Minister for Environment Stephen Dawson answered questions from the Legislative Council on June 25 about the illegal activity at the Kimberley pastoral station.
Minister Dawson said the Department of Water and Environmental Regulation (DWER) has advised him of the “activities undertaken at Yakka Munga Station.”
The Minister also confirmed the clearing was an offence and that he was aware DWER are investigating at Yakka Munga.
“The clearing of native vegetation is already an offence unless done under a clearing permit or the clearing is for an exempt purpose under the Environmental Protection Act 1986,” Minister Dawson said.
Nyikina Traditional Owner Wayne Bergmann welcomed the response.
“No one is above the law … To be a pastoralist you are required to be a fit and proper person under the Land Administration Act 1997. You need to operate within the law and earn your social licence to operate,” Mr Bergmann said.

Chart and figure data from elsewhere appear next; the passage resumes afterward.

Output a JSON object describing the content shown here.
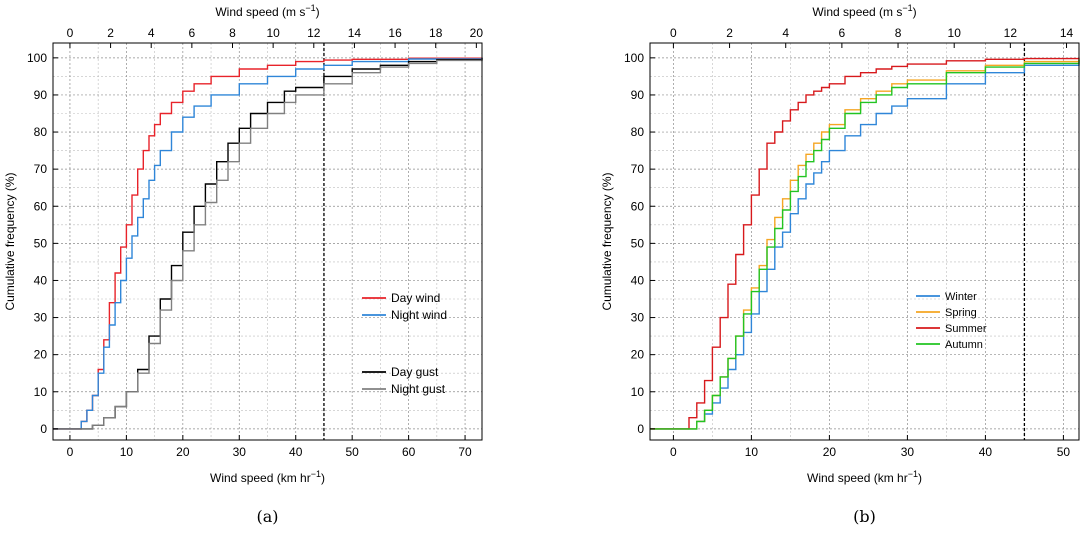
{
  "chart_data": [
    {
      "type": "line",
      "panel_caption": "(a)",
      "xlabel": "Wind speed (km hr",
      "xlabel_sup": "−1",
      "xlabel_tail": ")",
      "top_label": "Wind speed (m s",
      "top_label_sup": "−1",
      "top_label_tail": ")",
      "ylabel": "Cumulative frequency (%)",
      "xlim": [
        -3,
        73
      ],
      "ylim": [
        -3,
        104
      ],
      "x_ticks": [
        0,
        10,
        20,
        30,
        40,
        50,
        60,
        70
      ],
      "y_ticks": [
        0,
        10,
        20,
        30,
        40,
        50,
        60,
        70,
        80,
        90,
        100
      ],
      "top_ticks": [
        0,
        2,
        4,
        6,
        8,
        10,
        12,
        14,
        16,
        18,
        20
      ],
      "threshold_x": 45,
      "grid": true,
      "series": [
        {
          "name": "Day wind",
          "color": "#e8232a",
          "x": [
            -3,
            1,
            2,
            3,
            4,
            5,
            6,
            7,
            8,
            9,
            10,
            11,
            12,
            13,
            14,
            15,
            16,
            18,
            20,
            22,
            25,
            30,
            35,
            40,
            45,
            50,
            60,
            73
          ],
          "y": [
            0,
            0,
            2,
            5,
            9,
            16,
            24,
            34,
            42,
            49,
            55,
            63,
            70,
            75,
            79,
            82,
            85,
            88,
            91,
            93,
            95,
            97,
            98,
            99,
            99.4,
            99.6,
            99.9,
            100
          ]
        },
        {
          "name": "Night wind",
          "color": "#2f86d8",
          "x": [
            -3,
            1,
            2,
            3,
            4,
            5,
            6,
            7,
            8,
            9,
            10,
            11,
            12,
            13,
            14,
            15,
            16,
            18,
            20,
            22,
            25,
            30,
            35,
            40,
            45,
            50,
            60,
            73
          ],
          "y": [
            0,
            0,
            2,
            5,
            9,
            15,
            22,
            28,
            34,
            40,
            46,
            52,
            57,
            62,
            67,
            71,
            75,
            80,
            84,
            87,
            90,
            93,
            95,
            97,
            98,
            99,
            99.7,
            100
          ]
        },
        {
          "name": "Day gust",
          "color": "#000000",
          "x": [
            -3,
            2,
            4,
            6,
            8,
            10,
            12,
            14,
            16,
            18,
            20,
            22,
            24,
            26,
            28,
            30,
            32,
            35,
            38,
            40,
            45,
            50,
            55,
            60,
            65,
            73
          ],
          "y": [
            0,
            0,
            1,
            3,
            6,
            10,
            16,
            25,
            35,
            44,
            53,
            60,
            66,
            72,
            77,
            81,
            85,
            88,
            91,
            92,
            95,
            97,
            98,
            99,
            99.5,
            100
          ]
        },
        {
          "name": "Night gust",
          "color": "#808080",
          "x": [
            -3,
            2,
            4,
            6,
            8,
            10,
            12,
            14,
            16,
            18,
            20,
            22,
            24,
            26,
            28,
            30,
            32,
            35,
            38,
            40,
            45,
            50,
            55,
            60,
            65,
            73
          ],
          "y": [
            0,
            0,
            1,
            3,
            6,
            10,
            15,
            23,
            32,
            40,
            48,
            55,
            61,
            67,
            72,
            77,
            81,
            85,
            88,
            90,
            93,
            96,
            97.5,
            98.5,
            99.3,
            100
          ]
        }
      ],
      "legend_groups": [
        {
          "position": "right-middle",
          "items": [
            "Day wind",
            "Night wind"
          ]
        },
        {
          "position": "right-lower",
          "items": [
            "Day gust",
            "Night gust"
          ]
        }
      ]
    },
    {
      "type": "line",
      "panel_caption": "(b)",
      "xlabel": "Wind speed (km hr",
      "xlabel_sup": "−1",
      "xlabel_tail": ")",
      "top_label": "Wind speed (m s",
      "top_label_sup": "−1",
      "top_label_tail": ")",
      "ylabel": "Cumulative frequency (%)",
      "xlim": [
        -3,
        52
      ],
      "ylim": [
        -3,
        104
      ],
      "x_ticks": [
        0,
        10,
        20,
        30,
        40,
        50
      ],
      "y_ticks": [
        0,
        10,
        20,
        30,
        40,
        50,
        60,
        70,
        80,
        90,
        100
      ],
      "top_ticks": [
        0,
        2,
        4,
        6,
        8,
        10,
        12,
        14
      ],
      "threshold_x": 45,
      "grid": true,
      "series": [
        {
          "name": "Winter",
          "color": "#2f86d8",
          "x": [
            -3,
            2,
            3,
            4,
            5,
            6,
            7,
            8,
            9,
            10,
            11,
            12,
            13,
            14,
            15,
            16,
            17,
            18,
            19,
            20,
            22,
            24,
            26,
            28,
            30,
            35,
            40,
            45,
            52
          ],
          "y": [
            0,
            0,
            2,
            4,
            7,
            11,
            16,
            20,
            26,
            31,
            37,
            43,
            49,
            53,
            58,
            62,
            66,
            69,
            72,
            75,
            79,
            82,
            85,
            87,
            89,
            93,
            96,
            98,
            99.5
          ]
        },
        {
          "name": "Spring",
          "color": "#f5a623",
          "x": [
            -3,
            2,
            3,
            4,
            5,
            6,
            7,
            8,
            9,
            10,
            11,
            12,
            13,
            14,
            15,
            16,
            17,
            18,
            19,
            20,
            22,
            24,
            26,
            28,
            30,
            35,
            40,
            45,
            52
          ],
          "y": [
            0,
            0,
            2,
            5,
            9,
            14,
            19,
            25,
            32,
            38,
            44,
            51,
            57,
            62,
            67,
            71,
            74,
            77,
            80,
            82,
            86,
            89,
            91,
            93,
            94,
            96.5,
            98,
            99,
            99.7
          ]
        },
        {
          "name": "Summer",
          "color": "#d7191c",
          "x": [
            -3,
            1,
            2,
            3,
            4,
            5,
            6,
            7,
            8,
            9,
            10,
            11,
            12,
            13,
            14,
            15,
            16,
            17,
            18,
            19,
            20,
            22,
            24,
            26,
            28,
            30,
            35,
            40,
            45,
            52
          ],
          "y": [
            0,
            0,
            3,
            7,
            13,
            22,
            30,
            39,
            47,
            55,
            63,
            70,
            77,
            80,
            83,
            86,
            88,
            90,
            91,
            92,
            93,
            95,
            96,
            97,
            97.7,
            98.3,
            99.2,
            99.6,
            99.8,
            100
          ]
        },
        {
          "name": "Autumn",
          "color": "#22c422",
          "x": [
            -3,
            2,
            3,
            4,
            5,
            6,
            7,
            8,
            9,
            10,
            11,
            12,
            13,
            14,
            15,
            16,
            17,
            18,
            19,
            20,
            22,
            24,
            26,
            28,
            30,
            35,
            40,
            45,
            52
          ],
          "y": [
            0,
            0,
            2,
            5,
            9,
            14,
            19,
            25,
            31,
            37,
            43,
            49,
            54,
            59,
            64,
            68,
            72,
            75,
            78,
            81,
            85,
            88,
            90,
            92,
            93,
            96,
            97.5,
            98.5,
            99.5
          ]
        }
      ],
      "legend_groups": [
        {
          "position": "center-left",
          "items": [
            "Winter",
            "Spring",
            "Summer",
            "Autumn"
          ]
        }
      ]
    }
  ]
}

Last week the Department of Water and Environmental Regulation issued a stop work order to Shanghai Zenith citing section 51C of the Environmental Protection Act 1986.
This section states that “a person who causes or allows clearing commits an offence unless the clearance” is authorised with a permit or other exemptions.
According to the Act, penalties for body corporates committing an offence under 51C can be liable to a penalty of up to half a million dollars.
If an offence continues after notice has been given, there is also a daily penalty of up to $100,000.
Although welcoming of the Minister for Environment’s response, Mr Bergmann remains unimpressed by how long it took for a stop work order to be given in the first instance and that the land “needs to be put back as it was.”
“The real issue is if a D10 dozer was clearing Kings Park, would it take two weeks to get a stop work order?” Mr Bergmann said.
In a statement to NIT, WA Minister for Aboriginal Affairs Ben Wyatt said, “Any breach of the Aboriginal Heritage Act 1972 will be pursued.”
The Minister also said the government “immediately responded to the calls of the Nyikina people” once notified of the clearing.
However, a stop work order was only issued on June 20 after letters were delivered to Minister Wyatt, Minister for Regional Development Alanna MacTiernan, and Minister for Environment Stephen Dawson on June 6.
Unauthorised clearing had already taken place in early June, prior to these letters being sent.
When questioned as to why the Minister’s office had been silent on the issue thus far, Minister Wyatt said “prosecutions for any illegal activity … may be prejudiced by any public comments” before investigations on the issue are complete.
“This government prioritises a thorough investigation and proper legal process over a running media commentary of serious matters concerning environmental stewardship and Aboriginal culture,” Minister Wyatt said.